Red supergiant stars are among the most massive and brightest in the Universe. Despite their colossal size, their lives are relatively short, as they consume their fuel much faster than lower-mass stars. After exhausting the lighter elements in their core, these stars expand excessively and become red supergiants, characterized by their red color due to their relatively low temperature.

Nebula

Nebulae are brightly colored concentrations of gas and dust, similar to clouds. They are important to the universe because some serve as hotbeds of star formation, due to the condensation and aggregation of matter. In other cases, they only contain the remains of extinct stars.

Rigel

Rigel has a temperature of 12,100 K Rigel:the brightest star in the constellation Orion, is a blue supergiant with an estimated mass ranging from 17 to 24 solar masses. Rigel has a luminosity of 280,000 L⊙

Vega

Vega has a temperature of 9,602 K Vega the brightest star in the Lyra constellation, has a mass estimated to be approximately 2.135 times that of the Sun. Vega has a luminosity of 40.12 L⊙

Protostar

Protostars are young stars in the earliest phase of stellar evolution. They are not yet main sequence stars, as they have not yet absorbed all of the surrounding interstellar gas or ignited by fusing hydrogen into helium.

Black body

Blackbody in physics, is a surface that absorbs all radiant energy falling on it. The term arises because incident visible light will be absorbed rather than reflected, and therefore the surface will appear black.

Planetary nebula

When stars with an intermediate mass (more than 80% of the mass of the Sun, but less than eight times its mass) die, they expand to form red giants. The dying star will continue to expel gas, while simultaneously the remaining core of the star will contract and temporarily begin to radiate energy again. This energy causes the expelled gas to ionize, meaning that the atoms and molecules in the gas become charged and begin to emit light. The discarded glowing gas is known as a planetary nebula. Therefore, planetary nebulae are classified as emission nebulae and have no relation to planets.

Proxima Centauri

Proxima Centauri has a temperature of 3,050 K Proxima centauri mass estimated to be approximately 0.12 solar masses. This means it has about 12% of the Sun's mass. Proxima Centauri has a temperature of 0.0017 L⊙

Red Giant

Red giant stars constitute a crucial phase in the evolution of medium- and high-mass stars, and occur after they exhaust the hydrogen in their cores. During this stage, the star expands enormously and its color turns reddish due to the low temperature of its outer layers.

Star clasification

Star classification is based on the spectrum and temperature, it was developed by Annie Jump Cannon and other astronomers in the 19th and 20th centuries. The spectral classification system consists of seven main star types: Type O: 30,000 K. They are blue Type B: 10,000 to 30,000 K, They are blue-white color. Type A: 7,500 and 10,000 K, They are white color. Type F: 6,000 and 7,500 K, They are yellowish-white color. Type G: 5,200 and 6,000 K. Type K: 3,700 and 5,200 K, They are orange color. Type M: 3,700 K, and their color is red.

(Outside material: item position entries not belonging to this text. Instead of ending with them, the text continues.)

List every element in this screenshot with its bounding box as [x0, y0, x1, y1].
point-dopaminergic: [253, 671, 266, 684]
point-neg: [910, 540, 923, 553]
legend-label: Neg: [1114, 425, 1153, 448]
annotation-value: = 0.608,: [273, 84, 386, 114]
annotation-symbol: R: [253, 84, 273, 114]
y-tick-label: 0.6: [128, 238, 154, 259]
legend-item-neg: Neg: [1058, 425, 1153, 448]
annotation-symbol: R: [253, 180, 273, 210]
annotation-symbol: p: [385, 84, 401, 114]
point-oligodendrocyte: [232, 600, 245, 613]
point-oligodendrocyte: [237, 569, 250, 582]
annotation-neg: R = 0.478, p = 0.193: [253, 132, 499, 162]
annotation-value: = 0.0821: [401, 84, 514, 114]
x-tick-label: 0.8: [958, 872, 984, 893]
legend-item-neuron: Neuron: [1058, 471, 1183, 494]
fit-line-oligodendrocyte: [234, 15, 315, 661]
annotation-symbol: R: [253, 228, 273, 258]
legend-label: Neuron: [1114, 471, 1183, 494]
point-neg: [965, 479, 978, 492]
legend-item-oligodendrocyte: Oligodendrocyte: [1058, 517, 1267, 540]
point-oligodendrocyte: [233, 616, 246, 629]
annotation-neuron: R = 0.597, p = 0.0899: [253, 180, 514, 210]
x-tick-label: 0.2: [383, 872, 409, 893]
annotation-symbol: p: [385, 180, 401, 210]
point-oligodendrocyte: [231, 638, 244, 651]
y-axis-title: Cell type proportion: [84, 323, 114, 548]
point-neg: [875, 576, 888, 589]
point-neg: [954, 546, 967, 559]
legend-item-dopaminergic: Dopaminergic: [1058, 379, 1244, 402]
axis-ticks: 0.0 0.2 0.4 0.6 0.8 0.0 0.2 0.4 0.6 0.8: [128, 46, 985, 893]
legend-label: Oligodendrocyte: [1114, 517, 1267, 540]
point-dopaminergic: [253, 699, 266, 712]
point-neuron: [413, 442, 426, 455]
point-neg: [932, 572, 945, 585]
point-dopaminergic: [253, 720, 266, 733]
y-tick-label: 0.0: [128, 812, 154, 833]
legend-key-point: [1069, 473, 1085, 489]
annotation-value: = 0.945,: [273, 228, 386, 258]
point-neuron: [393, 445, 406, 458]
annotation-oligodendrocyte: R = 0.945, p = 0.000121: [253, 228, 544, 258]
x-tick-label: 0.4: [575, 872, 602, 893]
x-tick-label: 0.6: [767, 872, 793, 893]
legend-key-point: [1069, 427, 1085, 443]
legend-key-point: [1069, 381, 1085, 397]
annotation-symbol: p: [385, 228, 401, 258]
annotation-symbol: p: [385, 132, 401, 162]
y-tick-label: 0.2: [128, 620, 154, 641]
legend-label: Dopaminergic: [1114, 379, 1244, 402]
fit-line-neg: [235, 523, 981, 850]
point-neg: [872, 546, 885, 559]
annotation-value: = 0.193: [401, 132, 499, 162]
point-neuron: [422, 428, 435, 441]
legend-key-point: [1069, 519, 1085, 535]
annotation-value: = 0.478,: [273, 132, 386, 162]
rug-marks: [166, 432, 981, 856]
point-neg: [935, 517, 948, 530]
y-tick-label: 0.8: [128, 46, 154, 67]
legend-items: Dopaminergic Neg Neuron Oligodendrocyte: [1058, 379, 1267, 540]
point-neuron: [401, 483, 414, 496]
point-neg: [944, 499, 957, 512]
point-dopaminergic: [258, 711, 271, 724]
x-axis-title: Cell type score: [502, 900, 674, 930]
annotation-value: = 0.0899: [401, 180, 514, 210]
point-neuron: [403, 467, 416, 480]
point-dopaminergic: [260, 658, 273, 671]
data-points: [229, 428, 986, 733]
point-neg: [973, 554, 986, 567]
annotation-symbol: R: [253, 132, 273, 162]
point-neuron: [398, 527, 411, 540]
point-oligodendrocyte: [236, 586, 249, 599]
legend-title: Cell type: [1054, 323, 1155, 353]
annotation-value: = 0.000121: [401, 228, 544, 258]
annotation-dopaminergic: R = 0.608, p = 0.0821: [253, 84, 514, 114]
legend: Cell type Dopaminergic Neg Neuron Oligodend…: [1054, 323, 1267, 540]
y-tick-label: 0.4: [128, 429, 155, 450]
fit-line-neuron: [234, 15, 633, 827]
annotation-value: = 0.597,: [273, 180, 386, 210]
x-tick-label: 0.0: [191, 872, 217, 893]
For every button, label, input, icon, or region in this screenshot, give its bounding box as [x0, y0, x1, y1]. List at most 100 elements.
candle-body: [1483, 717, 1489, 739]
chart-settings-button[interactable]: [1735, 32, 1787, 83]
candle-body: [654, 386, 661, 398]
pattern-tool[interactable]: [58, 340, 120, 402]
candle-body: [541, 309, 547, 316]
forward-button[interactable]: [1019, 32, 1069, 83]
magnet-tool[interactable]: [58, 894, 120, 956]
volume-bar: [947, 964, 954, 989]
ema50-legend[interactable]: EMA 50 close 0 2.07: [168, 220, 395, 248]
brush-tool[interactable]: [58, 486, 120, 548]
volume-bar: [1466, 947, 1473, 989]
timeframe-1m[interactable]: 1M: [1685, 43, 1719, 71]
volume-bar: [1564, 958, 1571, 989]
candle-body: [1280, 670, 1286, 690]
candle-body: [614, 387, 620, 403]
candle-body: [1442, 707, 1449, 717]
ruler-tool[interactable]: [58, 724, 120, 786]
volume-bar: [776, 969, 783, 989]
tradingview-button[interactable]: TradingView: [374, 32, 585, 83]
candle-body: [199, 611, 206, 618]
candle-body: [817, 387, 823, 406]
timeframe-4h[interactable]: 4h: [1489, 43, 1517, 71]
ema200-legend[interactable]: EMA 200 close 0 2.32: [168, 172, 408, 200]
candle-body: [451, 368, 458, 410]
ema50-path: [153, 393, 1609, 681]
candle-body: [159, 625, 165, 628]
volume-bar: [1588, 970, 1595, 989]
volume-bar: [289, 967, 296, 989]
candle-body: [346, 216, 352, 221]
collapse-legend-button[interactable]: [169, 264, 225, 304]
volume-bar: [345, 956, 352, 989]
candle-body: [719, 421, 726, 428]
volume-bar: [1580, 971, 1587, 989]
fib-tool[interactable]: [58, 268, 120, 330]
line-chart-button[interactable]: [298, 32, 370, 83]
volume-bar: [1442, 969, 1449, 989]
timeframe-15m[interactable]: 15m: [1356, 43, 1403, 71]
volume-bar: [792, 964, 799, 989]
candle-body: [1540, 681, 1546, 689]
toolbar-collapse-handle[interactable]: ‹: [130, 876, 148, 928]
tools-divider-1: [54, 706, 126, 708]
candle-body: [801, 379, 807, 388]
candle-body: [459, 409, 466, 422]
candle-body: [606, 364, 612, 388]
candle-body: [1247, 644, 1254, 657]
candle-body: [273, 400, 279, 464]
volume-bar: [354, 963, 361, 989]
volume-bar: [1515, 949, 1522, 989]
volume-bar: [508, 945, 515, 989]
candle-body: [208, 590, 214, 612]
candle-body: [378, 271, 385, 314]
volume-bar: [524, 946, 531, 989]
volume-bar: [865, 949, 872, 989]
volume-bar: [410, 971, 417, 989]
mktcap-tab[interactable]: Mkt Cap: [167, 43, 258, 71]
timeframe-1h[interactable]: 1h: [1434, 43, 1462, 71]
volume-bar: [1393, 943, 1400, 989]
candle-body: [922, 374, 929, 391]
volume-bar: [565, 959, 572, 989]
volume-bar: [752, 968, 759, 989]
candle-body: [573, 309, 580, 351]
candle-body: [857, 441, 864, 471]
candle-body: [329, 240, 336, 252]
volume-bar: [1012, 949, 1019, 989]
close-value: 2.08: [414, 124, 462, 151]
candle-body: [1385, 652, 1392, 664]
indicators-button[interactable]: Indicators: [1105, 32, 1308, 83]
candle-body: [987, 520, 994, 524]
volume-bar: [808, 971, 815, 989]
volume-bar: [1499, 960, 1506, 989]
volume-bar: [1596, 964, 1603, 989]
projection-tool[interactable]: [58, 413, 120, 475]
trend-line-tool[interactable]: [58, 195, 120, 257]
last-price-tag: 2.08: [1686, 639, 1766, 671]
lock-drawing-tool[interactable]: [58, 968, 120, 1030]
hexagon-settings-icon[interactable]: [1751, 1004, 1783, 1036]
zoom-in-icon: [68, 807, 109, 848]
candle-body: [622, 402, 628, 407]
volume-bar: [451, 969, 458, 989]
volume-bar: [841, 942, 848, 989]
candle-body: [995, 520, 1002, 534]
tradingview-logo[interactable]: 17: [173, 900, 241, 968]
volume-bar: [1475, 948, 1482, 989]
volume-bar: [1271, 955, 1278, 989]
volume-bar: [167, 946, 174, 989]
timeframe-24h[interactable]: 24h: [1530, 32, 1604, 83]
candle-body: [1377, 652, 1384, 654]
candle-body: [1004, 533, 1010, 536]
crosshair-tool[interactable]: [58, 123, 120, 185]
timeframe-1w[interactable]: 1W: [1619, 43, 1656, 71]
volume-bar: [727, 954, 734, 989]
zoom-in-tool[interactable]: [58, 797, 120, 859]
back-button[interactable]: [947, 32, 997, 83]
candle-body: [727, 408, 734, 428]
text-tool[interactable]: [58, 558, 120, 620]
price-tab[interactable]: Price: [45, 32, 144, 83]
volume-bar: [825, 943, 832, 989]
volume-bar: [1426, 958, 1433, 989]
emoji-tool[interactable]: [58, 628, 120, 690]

RELATIONSHIP BETWEEN COLOR AND TEMPERATURE

Color temperature measures the hue of light in Kelvins (K). Lower temperatures give off warm (yellowish-red) light, while higher temperatures (above 5000K) produce cool (bluish) light. Heating objects causes them to change color due to blackbody radiation. The hotter the object, the bluer its light.

Antares

Antares has 3,500 K The brightest star in the Scorpius constellation, is a red supergiant with a mass estimated to be between 11 and 18 solar masses. Antares and has a luminosity of 75,900 L⊙